Rhopalosiphum maidis, common names corn leaf aphid and corn aphid, is an insect, and a pest of maize and other crops.[2][3] It has a nearly worldwide distribution.

Distributed in the steppe and forest-steppe zones. It damages rice, sorghum, corn and other cultivated and wild cereals.

The wingless parthenogenetic female is of a species of greens and forms, whitish-green; head, antennae, legs, tubes, tail and transverse bands on the abdomen black-brown; body in sparse short hairs, the length of the antennae is less than half the length of the body; small tubes, not larger than finger-like tail. In the winged female, the head and thoracic section are black-brown, the tubules are shorter than in the wingless. Development is incompletely cyclical.

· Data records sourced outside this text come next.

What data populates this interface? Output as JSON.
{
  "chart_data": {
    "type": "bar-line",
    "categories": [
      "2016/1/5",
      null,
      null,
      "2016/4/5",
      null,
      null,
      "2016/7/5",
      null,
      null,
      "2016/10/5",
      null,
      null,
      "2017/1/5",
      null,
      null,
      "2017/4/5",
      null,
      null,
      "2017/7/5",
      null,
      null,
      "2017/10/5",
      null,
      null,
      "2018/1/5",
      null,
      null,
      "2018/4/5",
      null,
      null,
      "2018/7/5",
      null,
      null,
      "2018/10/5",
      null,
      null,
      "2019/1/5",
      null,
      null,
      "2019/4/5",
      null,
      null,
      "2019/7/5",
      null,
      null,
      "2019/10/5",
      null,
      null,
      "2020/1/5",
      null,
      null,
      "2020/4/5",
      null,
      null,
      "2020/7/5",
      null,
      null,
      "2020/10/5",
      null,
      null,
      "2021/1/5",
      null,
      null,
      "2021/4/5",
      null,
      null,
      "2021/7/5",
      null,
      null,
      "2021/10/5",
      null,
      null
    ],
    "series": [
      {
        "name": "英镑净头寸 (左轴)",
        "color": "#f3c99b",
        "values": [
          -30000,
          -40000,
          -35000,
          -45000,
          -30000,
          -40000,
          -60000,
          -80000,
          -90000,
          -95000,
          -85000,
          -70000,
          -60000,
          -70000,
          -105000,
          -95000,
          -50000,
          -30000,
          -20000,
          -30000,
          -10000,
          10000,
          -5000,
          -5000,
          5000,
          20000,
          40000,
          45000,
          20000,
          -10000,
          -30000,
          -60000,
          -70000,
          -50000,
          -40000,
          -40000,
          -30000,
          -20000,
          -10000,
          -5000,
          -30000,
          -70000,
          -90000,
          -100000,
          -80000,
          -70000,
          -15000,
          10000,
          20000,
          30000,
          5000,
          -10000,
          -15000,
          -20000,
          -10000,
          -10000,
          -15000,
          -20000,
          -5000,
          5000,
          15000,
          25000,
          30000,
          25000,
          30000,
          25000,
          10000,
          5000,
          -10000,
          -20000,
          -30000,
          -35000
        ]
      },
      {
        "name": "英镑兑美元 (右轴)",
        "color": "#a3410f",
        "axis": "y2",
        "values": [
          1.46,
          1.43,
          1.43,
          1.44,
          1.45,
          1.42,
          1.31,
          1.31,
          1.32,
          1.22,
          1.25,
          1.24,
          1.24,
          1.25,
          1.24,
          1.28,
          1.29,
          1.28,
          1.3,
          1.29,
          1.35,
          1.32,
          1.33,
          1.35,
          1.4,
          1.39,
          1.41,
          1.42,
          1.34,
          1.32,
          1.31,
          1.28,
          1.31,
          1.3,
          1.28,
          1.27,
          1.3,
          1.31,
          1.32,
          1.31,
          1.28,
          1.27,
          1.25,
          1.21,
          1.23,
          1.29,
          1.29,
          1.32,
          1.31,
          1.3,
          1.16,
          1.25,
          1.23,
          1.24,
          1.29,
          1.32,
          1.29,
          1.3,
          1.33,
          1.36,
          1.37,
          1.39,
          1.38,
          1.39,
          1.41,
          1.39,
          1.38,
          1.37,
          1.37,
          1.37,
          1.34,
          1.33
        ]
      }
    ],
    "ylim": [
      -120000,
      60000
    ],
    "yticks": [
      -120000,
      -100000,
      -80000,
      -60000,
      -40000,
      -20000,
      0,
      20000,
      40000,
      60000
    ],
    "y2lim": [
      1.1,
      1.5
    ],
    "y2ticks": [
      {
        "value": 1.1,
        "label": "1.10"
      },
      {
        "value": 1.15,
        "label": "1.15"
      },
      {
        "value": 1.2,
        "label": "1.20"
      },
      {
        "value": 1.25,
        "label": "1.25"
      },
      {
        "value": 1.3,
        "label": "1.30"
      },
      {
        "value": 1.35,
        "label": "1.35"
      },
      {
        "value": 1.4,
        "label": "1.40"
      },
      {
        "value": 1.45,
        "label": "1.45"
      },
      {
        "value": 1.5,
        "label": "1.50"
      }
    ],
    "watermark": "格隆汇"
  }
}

Winter winged parthenogenetic females and larvae on wild-growing cereals, from which spring and summer spread to rice fields. Fields populate gradually, starting from the edges to the center. The number of aphids in the center of the field reaches a maximum in early July.

Aphids settle from the underside of the leaves, in the sinuses, first on the tops, and then on the whole plant. On irrigated lynx, these pests appear first along the canals and on the shafts, as well as on plants weakened by disturbance of the water or nutrient regime. In August–September, winged insects settle on cereal weeds, where larvae and adults hibernate. Damaged leaves first brighten, then turn yellow, when the pest multiplies, they twist and dry. The pest is a carrier of viral diseases.

For a year, no less than 12 generations develop.

Protection measures. Depletion of aphids additional feed base by the destruction of weeds (channeling, spatial isolation of grain crops on land). Weed the weeds below the water level. Chemical protection by authorized drugs during EPO during sprouting-bushing of 1-2 individuals per stem in the tubular phase and later-10-15 individuals per stem. Together with the sorghum aphids, ordinary, large, grassy and other aphids, similar in nature to injuries, are damaged.



  1. ^ Fauna Europaea
  2. ^ "Rhopalosiphum maidis (Fitch) - Maize Aphid". Ethiopia.ipm-info.org. 2008-05-03. Retrieved 2011-08-29.
  3. ^ "Rhopalosiphum maidis". Extento.hawaii.edu. Retrieved 2011-08-29.